In a post that is more or less the Voxsplainer version of Sting’s 1985 anti-war ballad, “Russians,” Harris relates how Facebooking with young Iranians made him realize that not everyone in Iran thinks like former Iranian President (and consummate Holocaust denier) Mahmoud Ahmadinejad. Of his new Iranian Facebook friends, Harris effused, “[N]ot one of them seemed to hate Americans. On the contrary, each was excited to be friends with me. Many of them offered their home to me if I ever visited. In short, they didn’t sound anything like their hard-line Islamist regime.”
Or, as Sting put it: “There is no monopoly in common sense / On either side of the political fence / We share the same biology / Regardless of ideology.”
Basically, Facebook-friending Iranian youths totally changed Harris’ perspective on Iran. He realized that Iranian youths aren’t all that different than American youths: “Most Iranians are normal people living normal lives. They want to connect, they want to feel safe, and they want peace just as much as you and I do.”
Put another way, you might say that Harris came to the same realization as Billy Joel in his 1989 single, “Leningrad,” in which Joel tells the story of a soldier in the Red Army who becomes a circus clown and makes children glad. While the “Soviets turned their ships around / and tore the Cuban missiles down,” America kept on fighting for some reason Joel doesn’t understand.

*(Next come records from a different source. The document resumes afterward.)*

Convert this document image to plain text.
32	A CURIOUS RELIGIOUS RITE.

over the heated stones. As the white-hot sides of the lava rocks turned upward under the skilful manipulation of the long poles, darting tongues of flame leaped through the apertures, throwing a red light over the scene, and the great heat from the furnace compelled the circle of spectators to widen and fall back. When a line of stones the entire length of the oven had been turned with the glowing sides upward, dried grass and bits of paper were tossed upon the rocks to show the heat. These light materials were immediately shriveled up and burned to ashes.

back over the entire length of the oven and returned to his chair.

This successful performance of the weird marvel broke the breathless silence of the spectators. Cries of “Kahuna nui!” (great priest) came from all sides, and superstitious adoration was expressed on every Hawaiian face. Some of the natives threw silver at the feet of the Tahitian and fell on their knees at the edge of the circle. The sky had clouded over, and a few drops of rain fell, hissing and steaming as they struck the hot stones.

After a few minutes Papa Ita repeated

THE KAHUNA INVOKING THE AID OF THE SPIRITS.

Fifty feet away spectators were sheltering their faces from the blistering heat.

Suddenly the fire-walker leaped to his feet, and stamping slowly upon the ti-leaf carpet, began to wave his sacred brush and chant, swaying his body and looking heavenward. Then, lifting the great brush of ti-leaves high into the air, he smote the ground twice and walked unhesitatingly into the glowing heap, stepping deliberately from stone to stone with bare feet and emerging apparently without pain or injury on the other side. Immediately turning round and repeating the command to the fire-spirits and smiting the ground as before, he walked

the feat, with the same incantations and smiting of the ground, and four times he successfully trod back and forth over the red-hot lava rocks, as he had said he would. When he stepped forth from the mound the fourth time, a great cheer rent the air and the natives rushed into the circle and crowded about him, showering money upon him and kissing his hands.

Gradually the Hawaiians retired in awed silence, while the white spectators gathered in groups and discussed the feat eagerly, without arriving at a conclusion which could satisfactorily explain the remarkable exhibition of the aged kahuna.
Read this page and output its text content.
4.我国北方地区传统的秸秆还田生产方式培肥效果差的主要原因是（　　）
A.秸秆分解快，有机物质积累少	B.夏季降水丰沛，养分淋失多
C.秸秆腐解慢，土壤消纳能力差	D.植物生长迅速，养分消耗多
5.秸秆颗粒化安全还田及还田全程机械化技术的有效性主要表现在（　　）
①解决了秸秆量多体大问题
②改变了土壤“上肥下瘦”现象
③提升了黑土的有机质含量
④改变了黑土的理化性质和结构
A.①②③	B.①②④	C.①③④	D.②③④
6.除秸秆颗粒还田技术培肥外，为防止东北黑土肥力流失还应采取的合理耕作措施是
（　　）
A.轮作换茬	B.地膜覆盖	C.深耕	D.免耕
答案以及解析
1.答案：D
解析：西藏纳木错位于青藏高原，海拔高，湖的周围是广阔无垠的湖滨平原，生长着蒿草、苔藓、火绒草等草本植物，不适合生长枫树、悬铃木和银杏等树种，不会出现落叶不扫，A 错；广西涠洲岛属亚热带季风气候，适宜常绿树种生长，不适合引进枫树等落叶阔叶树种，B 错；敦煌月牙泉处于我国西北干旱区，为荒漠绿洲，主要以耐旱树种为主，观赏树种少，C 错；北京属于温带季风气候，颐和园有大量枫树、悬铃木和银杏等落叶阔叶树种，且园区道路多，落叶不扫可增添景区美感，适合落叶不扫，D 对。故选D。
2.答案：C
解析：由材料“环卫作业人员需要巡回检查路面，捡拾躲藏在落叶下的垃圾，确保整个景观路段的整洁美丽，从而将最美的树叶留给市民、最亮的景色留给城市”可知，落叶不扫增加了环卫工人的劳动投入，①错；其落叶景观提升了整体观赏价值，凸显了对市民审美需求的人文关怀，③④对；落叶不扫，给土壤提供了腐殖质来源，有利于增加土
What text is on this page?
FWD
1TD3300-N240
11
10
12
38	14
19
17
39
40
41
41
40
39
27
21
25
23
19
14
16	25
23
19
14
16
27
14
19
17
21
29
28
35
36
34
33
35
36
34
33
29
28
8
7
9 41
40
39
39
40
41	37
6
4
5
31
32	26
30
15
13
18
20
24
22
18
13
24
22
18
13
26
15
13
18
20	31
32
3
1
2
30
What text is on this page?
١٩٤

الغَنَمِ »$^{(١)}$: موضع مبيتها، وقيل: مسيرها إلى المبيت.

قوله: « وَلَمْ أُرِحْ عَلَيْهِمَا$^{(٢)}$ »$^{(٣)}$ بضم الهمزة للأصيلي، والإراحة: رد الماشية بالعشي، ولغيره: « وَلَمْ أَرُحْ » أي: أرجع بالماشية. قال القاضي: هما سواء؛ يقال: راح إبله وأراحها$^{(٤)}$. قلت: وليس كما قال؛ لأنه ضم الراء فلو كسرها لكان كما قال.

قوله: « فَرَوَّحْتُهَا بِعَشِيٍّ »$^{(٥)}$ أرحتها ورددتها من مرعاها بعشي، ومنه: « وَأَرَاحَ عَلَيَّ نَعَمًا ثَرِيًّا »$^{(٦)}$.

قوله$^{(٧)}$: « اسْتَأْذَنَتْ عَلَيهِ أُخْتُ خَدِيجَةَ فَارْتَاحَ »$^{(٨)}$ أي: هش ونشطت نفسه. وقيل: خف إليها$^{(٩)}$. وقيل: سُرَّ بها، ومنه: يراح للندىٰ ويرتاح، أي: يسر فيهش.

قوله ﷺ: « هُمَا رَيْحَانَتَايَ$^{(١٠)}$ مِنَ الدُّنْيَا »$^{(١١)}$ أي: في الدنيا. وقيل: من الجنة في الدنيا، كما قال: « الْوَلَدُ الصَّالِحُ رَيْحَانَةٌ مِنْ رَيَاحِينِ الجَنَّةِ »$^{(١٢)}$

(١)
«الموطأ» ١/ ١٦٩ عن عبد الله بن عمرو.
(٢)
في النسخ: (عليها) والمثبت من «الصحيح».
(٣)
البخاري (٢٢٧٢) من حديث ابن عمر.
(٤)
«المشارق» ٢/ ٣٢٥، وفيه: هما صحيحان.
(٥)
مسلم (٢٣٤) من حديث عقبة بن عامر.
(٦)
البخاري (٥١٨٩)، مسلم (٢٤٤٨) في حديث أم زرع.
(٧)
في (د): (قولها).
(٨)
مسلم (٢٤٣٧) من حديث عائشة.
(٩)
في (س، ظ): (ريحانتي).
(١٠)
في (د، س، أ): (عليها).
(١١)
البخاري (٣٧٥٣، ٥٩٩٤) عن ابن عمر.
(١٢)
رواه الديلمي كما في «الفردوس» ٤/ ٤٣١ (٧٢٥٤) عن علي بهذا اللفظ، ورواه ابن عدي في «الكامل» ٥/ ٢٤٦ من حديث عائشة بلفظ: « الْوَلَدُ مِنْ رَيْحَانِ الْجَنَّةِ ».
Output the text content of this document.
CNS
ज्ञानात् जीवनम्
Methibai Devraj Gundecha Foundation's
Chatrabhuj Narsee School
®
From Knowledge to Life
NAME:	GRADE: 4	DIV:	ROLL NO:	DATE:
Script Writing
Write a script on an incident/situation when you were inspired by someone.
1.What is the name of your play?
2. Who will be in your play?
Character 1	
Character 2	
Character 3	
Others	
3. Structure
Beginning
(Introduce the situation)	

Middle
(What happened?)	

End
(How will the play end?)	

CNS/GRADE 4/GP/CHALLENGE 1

So he travels—lyrically, at least—to Soviet Russia with his daughter, where they meet the ex-Red Army clown: “He made my daughter laugh, then we embraced / We never knew what friends we had / Until we came to Leningrad.”
To bolster his main point, Harris notes how Iranians reacted to the news of the recent framework agreement on a nuclear deal. Here, Harris’ logic is airtight: the Iranians are happy about the nuclear deal because they want sanctions lifted and greater ties to the United States.
After reading and watching Harris’ piece, at first I was relieved because I’ve been worried the Iranian regime might acquire a nuclear weapon as a direct result of the Obama administration’s repeated concessions during the recent nuclear talks. If they got a weapon, I thought, they might hand it over to a terrorist group or use it as leverage (if not use it outright) in a regional Mideast war.
But I was comforted, albeit briefly, knowing this would never happen because the good people of Iran, per Harris, obviously would not allow it to happen; they’d simply vote their war-mongering leaders out of office if they tried something like that. Iran’s people want peace and safety, after all, just like we do.
Then I remembered that Iran is ruled by an apocalyptic Islamic theocracy and it doesn’t really matter what ordinary Iranians think about America, or cat videos, or the latest Internet meme. Remember Iran’s Green Movement of 2009, when Iranian protestors demanded the removal of Ahmadinejad after the presidential election and the government responded by suppressing the demonstrations and arresting hundreds, including the leaders of the Green Movement? Neither does Harris.
Where Harris went wrong, I think, was that he listened to the wrong ’80s pop songs about the Cold War. Elton’s John’s “Nikita” shares some themes with Harris, Sting, and Billy Joel—we are all the same, etc.—but John recognizes something the others don’t. Namely, that Nikita is a prisoner: “And if there come the time / Guns and gates no longer hold you in / And if you’re free to make a choice / Just look towards the west / And find a friend.”